The giant S.L.A.G. stood tall, the cockpit lights bathing Wendell in a warm amber glow. He flexed the controls. Gnolaum mimicked the motion, hefting the I-beam club into one hand and locking the pressure-door shield into place on the other.
“Hey Wendell!” Telly shouted.
“Yeah?”
“Swing it at the testing wall!”
“What testing wa—”
CRAAAASH!!
The I-beam tore through the reinforced wall like it was wet tissue. The entire back section of the hangar groaned and sagged as a support beam fell with a clang.
Water sprayed from a burst pipe.
A few crates caught fire.
Tumbler gave an impressed whistle.
Then something exploded in the corner.
“…Was that the coolant tank?” Socket asked, shielding her eyes from the smoke.
Nibbles coughed. “Nope. Pretty sure that was the glitter reservoir.”
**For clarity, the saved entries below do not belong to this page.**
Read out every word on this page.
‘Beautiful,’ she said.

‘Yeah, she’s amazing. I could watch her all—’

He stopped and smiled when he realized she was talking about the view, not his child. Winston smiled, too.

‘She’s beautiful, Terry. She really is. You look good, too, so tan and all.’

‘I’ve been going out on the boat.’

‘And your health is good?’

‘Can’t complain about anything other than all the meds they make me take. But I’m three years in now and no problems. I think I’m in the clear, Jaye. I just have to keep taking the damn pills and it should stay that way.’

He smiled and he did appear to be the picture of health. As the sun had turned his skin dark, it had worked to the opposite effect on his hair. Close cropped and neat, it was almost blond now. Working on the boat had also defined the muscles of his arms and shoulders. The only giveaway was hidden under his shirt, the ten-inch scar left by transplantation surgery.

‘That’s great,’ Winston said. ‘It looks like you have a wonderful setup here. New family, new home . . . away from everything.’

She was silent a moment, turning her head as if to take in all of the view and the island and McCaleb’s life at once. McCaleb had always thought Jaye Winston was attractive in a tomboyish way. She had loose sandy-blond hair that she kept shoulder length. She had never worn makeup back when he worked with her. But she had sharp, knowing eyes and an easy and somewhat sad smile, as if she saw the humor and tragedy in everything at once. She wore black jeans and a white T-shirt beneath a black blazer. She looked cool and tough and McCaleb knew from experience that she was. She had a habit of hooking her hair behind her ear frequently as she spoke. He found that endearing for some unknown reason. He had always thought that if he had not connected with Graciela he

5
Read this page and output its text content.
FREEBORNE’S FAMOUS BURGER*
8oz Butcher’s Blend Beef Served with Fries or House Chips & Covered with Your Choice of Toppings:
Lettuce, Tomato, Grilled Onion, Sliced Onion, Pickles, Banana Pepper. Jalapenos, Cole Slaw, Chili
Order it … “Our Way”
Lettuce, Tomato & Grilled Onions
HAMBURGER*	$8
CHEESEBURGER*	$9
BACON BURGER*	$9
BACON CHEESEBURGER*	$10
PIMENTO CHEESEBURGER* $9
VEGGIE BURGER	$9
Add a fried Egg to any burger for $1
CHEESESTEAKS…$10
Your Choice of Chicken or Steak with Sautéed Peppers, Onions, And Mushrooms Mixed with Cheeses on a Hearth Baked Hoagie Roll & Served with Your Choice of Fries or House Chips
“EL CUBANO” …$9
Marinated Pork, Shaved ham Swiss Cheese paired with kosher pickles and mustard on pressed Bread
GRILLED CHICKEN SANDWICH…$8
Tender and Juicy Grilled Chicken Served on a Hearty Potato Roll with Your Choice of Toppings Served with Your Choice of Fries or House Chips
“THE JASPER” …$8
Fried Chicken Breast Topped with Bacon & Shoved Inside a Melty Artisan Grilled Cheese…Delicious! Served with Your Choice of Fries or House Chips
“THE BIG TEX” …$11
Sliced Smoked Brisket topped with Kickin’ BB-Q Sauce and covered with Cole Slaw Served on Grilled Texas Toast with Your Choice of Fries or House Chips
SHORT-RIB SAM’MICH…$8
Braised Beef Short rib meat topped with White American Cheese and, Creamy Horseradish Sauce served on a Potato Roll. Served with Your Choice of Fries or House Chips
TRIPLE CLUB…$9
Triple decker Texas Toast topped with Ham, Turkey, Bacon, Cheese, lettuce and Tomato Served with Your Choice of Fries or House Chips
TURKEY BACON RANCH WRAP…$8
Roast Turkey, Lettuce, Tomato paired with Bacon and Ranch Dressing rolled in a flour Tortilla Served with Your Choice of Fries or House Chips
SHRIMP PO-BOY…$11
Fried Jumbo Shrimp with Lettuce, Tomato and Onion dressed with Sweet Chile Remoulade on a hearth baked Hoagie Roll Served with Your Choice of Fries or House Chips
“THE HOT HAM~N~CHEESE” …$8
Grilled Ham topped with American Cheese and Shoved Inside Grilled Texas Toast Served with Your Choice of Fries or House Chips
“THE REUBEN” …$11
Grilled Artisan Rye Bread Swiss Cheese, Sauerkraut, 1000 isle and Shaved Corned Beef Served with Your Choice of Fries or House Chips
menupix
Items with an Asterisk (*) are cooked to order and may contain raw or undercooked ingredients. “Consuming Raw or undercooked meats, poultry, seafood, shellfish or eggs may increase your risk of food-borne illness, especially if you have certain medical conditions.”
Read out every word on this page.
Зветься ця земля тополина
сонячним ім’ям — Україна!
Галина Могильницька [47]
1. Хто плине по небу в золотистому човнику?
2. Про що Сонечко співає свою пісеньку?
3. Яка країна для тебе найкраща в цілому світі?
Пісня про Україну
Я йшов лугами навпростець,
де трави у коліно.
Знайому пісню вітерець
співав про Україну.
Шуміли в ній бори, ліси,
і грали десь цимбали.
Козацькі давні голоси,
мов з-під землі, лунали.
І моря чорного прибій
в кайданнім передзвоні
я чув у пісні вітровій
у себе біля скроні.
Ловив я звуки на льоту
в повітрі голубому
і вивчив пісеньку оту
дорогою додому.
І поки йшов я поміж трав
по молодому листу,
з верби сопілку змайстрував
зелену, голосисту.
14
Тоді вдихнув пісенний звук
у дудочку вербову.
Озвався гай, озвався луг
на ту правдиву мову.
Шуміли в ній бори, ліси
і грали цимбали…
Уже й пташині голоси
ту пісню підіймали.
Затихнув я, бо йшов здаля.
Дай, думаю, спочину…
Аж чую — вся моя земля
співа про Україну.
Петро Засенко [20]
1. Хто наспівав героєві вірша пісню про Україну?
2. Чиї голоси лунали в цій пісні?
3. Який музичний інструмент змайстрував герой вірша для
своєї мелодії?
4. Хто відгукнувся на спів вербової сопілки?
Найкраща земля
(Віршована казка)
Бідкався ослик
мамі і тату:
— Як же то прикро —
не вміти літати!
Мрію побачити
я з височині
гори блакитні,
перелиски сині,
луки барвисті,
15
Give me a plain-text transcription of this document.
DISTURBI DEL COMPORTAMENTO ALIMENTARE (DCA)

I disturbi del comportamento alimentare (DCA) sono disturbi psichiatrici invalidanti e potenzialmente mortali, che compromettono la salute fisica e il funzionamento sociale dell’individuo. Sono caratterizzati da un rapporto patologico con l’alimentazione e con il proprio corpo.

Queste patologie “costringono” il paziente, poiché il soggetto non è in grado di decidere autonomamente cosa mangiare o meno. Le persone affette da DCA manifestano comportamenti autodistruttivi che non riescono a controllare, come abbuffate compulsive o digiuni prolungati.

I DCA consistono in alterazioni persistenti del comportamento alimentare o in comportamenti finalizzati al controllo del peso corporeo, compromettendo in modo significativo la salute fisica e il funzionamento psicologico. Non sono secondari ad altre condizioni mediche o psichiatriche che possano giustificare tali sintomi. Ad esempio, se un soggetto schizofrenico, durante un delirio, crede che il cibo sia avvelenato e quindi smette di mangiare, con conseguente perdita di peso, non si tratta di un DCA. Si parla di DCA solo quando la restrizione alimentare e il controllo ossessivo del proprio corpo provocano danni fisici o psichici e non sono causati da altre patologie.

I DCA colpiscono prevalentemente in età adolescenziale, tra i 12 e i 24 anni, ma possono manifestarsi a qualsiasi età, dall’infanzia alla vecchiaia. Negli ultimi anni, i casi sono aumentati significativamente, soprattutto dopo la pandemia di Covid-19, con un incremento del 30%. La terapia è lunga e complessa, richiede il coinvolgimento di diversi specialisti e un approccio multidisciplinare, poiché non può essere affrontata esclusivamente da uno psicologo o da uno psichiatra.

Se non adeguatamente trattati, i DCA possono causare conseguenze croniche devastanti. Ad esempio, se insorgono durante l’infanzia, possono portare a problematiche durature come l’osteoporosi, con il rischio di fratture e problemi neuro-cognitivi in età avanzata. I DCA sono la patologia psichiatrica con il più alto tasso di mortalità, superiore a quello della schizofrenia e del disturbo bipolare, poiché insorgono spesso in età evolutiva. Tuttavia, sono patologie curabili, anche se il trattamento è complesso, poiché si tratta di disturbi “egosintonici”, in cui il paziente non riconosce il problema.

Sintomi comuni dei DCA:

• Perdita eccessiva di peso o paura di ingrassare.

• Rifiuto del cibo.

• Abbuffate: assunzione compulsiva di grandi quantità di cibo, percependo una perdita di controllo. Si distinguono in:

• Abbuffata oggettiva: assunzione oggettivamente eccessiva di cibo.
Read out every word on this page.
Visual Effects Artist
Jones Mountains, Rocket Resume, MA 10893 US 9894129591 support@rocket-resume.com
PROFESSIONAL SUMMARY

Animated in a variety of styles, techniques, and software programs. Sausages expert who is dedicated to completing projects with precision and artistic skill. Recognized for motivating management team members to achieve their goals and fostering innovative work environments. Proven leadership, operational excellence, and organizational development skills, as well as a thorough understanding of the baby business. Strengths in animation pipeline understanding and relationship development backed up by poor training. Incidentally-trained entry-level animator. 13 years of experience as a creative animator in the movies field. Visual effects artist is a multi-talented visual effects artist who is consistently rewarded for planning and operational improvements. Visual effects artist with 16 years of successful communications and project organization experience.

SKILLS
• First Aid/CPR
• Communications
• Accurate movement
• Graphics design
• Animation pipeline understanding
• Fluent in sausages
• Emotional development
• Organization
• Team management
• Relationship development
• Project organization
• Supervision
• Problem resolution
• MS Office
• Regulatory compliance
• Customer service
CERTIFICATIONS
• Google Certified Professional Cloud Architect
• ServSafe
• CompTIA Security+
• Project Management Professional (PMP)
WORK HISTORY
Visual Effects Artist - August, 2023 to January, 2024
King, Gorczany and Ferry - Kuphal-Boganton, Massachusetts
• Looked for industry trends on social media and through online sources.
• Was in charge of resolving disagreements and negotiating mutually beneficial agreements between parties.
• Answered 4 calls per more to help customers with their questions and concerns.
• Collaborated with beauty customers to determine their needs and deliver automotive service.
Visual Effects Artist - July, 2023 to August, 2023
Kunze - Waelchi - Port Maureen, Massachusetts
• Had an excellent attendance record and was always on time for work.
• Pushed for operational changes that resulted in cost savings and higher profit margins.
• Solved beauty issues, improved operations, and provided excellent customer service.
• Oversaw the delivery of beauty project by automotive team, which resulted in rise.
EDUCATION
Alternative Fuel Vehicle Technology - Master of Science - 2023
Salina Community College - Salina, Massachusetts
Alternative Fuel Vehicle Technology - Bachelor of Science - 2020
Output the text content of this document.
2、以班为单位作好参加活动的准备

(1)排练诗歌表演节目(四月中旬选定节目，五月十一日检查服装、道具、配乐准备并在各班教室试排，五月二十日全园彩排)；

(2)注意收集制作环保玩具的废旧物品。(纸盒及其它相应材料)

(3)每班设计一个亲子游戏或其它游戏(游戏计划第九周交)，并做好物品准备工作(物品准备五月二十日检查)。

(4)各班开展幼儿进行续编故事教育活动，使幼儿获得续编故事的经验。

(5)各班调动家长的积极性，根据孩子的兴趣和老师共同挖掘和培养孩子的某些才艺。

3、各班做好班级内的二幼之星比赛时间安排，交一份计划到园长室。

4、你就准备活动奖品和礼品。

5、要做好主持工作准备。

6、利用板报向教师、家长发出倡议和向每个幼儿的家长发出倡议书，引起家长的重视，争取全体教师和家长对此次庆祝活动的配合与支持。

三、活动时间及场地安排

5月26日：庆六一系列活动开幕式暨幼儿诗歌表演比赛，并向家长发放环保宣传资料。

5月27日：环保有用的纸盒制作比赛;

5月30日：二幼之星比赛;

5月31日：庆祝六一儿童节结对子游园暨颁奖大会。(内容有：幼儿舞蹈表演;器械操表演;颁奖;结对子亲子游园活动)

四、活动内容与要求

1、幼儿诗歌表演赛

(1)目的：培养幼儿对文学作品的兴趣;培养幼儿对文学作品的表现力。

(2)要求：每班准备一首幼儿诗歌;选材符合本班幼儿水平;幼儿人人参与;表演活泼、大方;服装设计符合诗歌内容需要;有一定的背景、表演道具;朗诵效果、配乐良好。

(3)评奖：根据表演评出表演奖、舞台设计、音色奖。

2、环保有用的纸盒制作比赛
A cloud of sparkling doom rained down on them like Tinker Bell’s fever dream.
As alarms went off and Freak stood there, arms wide in triumph, the Gnolaum rotated toward them. Wendell’s voice came through the speaker, half-laughing, half-panicked.
“Guys?!”
Freak turned, glitter dusted and absolutely unfazed.
“Don’t worry about it!”
Author’s Note (from me, Höbin Luckyfeller, of course):
Dear Reader,
I have to admit—writing this little RAT-nado of a story was a joy.
There’s something wonderfully chaotic about stepping outside the main storyline and just letting the TNT crew be… well, themselves. Explosions, ill-advised wiring, and “borrowed” food processors? Just another Tuesday for gnomes with ambition and questionable ethics.
Wendell may never know what really happened outside his cockpit that day (probably for the best), but I hope you had as much fun reading it as I did writing it.
This was for Gibberish’s FFF (Flash Fiction Friday), which Jaime said I could participate in.
Prompts for 4 April 2025
Write about a good day
cavernous closeness
“Don’t worry about it”
A character who is a stowaway
—Höbin Luckyfeller
Official Field Historian, WantedHero.com
(Still trying to get that toaster unstuck from the ceiling.)
Where do I start? The awesome line, "Behold, Wendell. Your bashy thing… and your blocky thing?” Glitter for "visibility?" Putting the testing wall IN the hangar? "Tinker Bell's fever dream?" The toaster stuck to the ceiling? A huge chaotic mess of fun! Thank you for the Friday cheer!